WhatsApp Notifications Instead of only email, outpass and attendance alerts can be sent via WhatsApp using the Twilio API or WhatsApp Business API — reaching parents on the platform they actually check.
BLE-Based RFID Card Enrollment Currently, adding a new student requires editing the code and re-uploading. A future version will include a card enrollment screen on the device itself — tap an unregistered card, enter student details via a soft keyboard on the touchscreen, and the card is registered instantly without touching a computer.
Daily Summary Email to Principal At the end of every school day, the system can automatically send a summary email to the principal with total present/absent/outpass counts across all classrooms.
Biometric Backup An R307 or AS608 fingerprint sensor can be added alongside the RFID module as a backup identification method for students who forget or lose their cards.
Classroom Nameplate Display A small OLED display mounted outside the classroom door can show the current period, subject, and teacher name — updated automatically by the same ESP32 device inside.
Automatic Light Scheduling Instead of manual relay control, the relay module can be programmed with a schedule — lights turn on at 8 AM, off at 1 PM for lunch, on again at 1:30 PM, off at 5 PM — automatically, without any teacher interaction.
Video Demonstration
Conclusion
Smart School System V5 started as a frustration — years of watching time, effort, and accuracy get lost to manual classroom processes that have not changed in decades.
It became a hardware project that proves how much a single well-designed embedded device can do.
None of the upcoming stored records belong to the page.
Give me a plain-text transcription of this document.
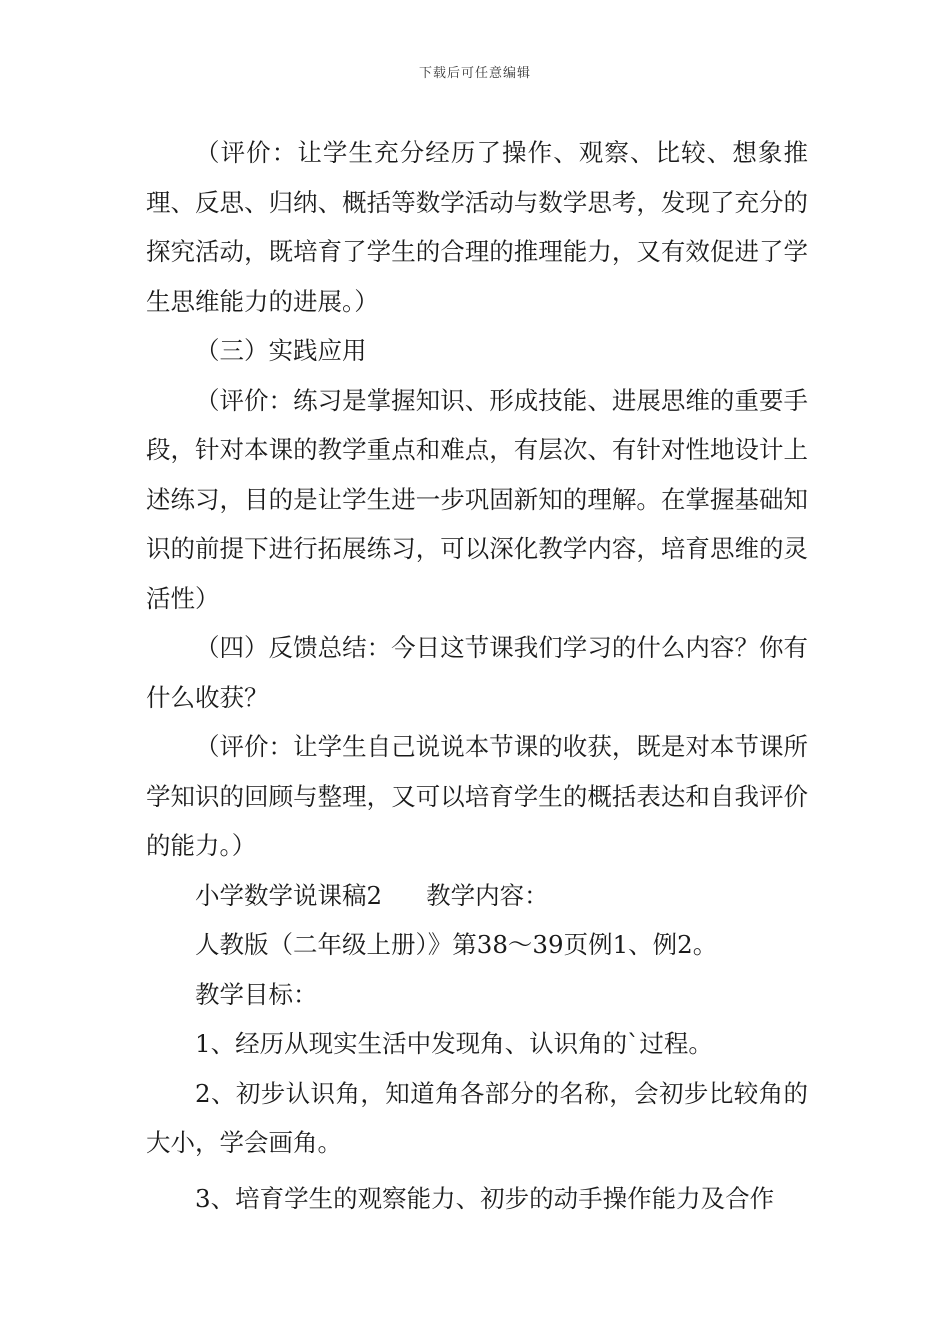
下载后可任意编辑

（评价：让学生充分经历了操作、观察、比较、想象推理、反思、归纳、概括等数学活动与数学思考，发现了充分的探究活动，既培育了学生的合理的推理能力，又有效促进了学生思维能力的进展。）

（三）实践应用

（评价：练习是掌握知识、形成技能、进展思维的重要手段，针对本课的教学重点和难点，有层次、有针对性地设计上述练习，目的是让学生进一步巩固新知的理解。在掌握基础知识的前提下进行拓展练习，可以深化教学内容，培育思维的灵活性）

（四）反馈总结：今日这节课我们学习的什么内容？你有什么收获？

（评价：让学生自己说说本节课的收获，既是对本节课所学知识的回顾与整理，又可以培育学生的概括表达和自我评价的能力。）

小学数学说课稿2 教学内容：

人教版（二年级上册）》第38～39页例1、例2。

教学目标：

1、经历从现实生活中发现角、认识角的`过程。

2、初步认识角，知道角各部分的名称，会初步比较角的大小，学会画角。

3、培育学生的观察能力、初步的动手操作能力及合作
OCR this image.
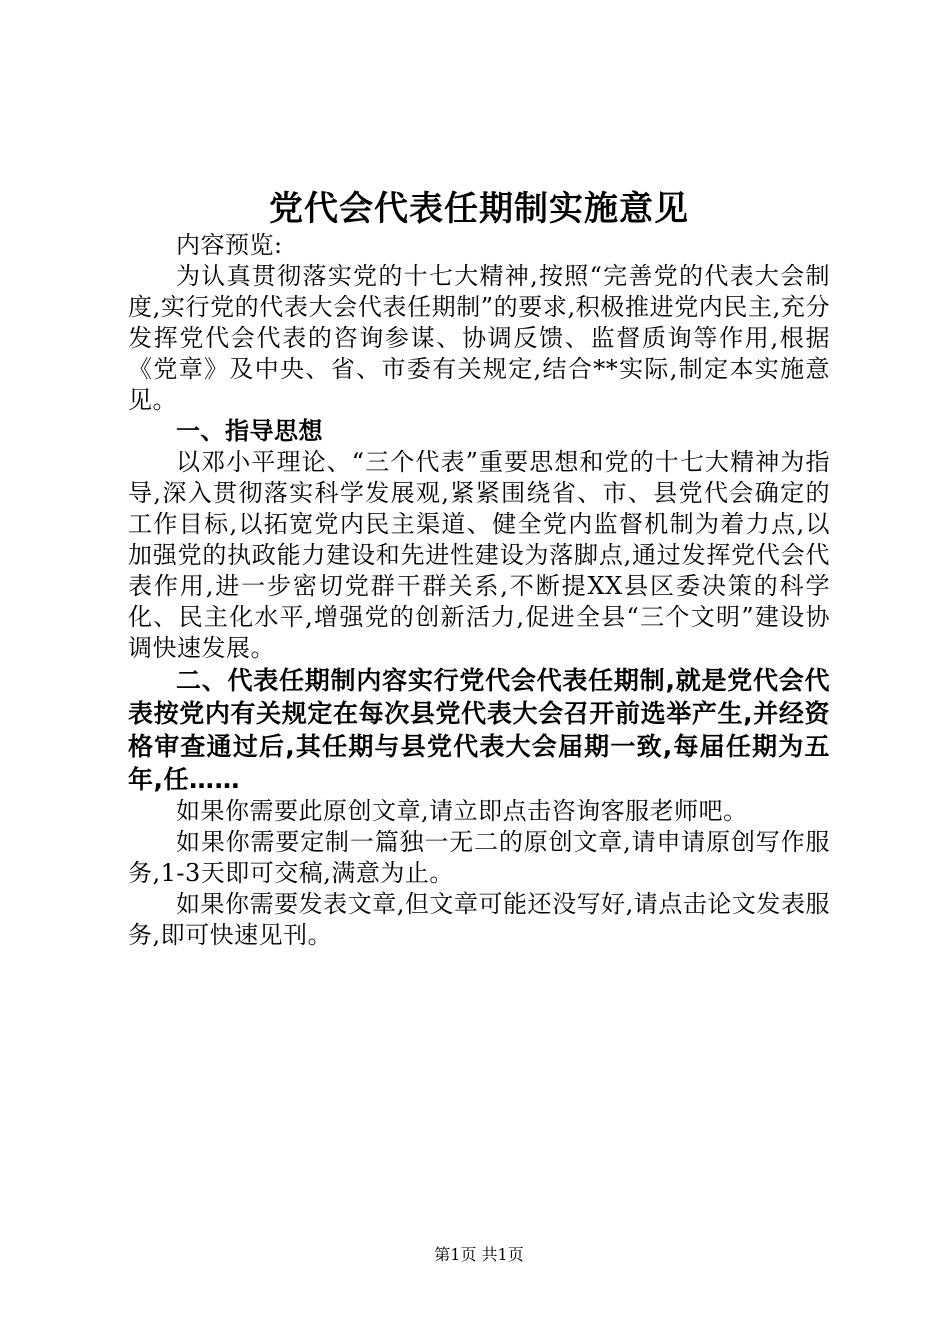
党代会代表任期制实施意见

内容预览:

为认真贯彻落实党的十七大精神,按照“完善党的代表大会制度,实行党的代表大会代表任期制”的要求,积极推进党内民主,充分发挥党代会代表的咨询参谋、协调反馈、监督质询等作用,根据《党章》及中央、省、市委有关规定,结合**实际,制定本实施意见。

一、指导思想

以邓小平理论、“三个代表”重要思想和党的十七大精神为指导,深入贯彻落实科学发展观,紧紧围绕省、市、县党代会确定的工作目标,以拓宽党内民主渠道、健全党内监督机制为着力点,以加强党的执政能力建设和先进性建设为落脚点,通过发挥党代会代表作用,进一步密切党群干群关系,不断提XX县区委决策的科学化、民主化水平,增强党的创新活力,促进全县“三个文明”建设协调快速发展。

二、代表任期制内容实行党代会代表任期制,就是党代会代表按党内有关规定在每次县党代表大会召开前选举产生,并经资格审查通过后,其任期与县党代表大会届期一致,每届任期为五年,任……

如果你需要此原创文章,请立即点击咨询客服老师吧。

如果你需要定制一篇独一无二的原创文章,请申请原创写作服务,1-3天即可交稿,满意为止。

如果你需要发表文章,但文章可能还没写好,请点击论文发表服务,即可快速见刊。

第1页 共1页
One ESP32-S3 BOX-3, four modules, a roll of thermal paper, and a set of RFID cards — and an entire classroom runs itself.
Attendance is automatic. Outpasses are verified and tracked. Parents are notified instantly. Lights are controlled from the teacher's fingertip. The administration has live data on a screen. And the teacher gets back the 15 minutes every morning that used to be lost to a paper register.
This is not a concept or a simulation. Every feature in this project is built, tested, and working. The RFID scans. The printer prints. The emails send. The Google Sheet updates. The relays click.
One tap. Every classroom. Every school.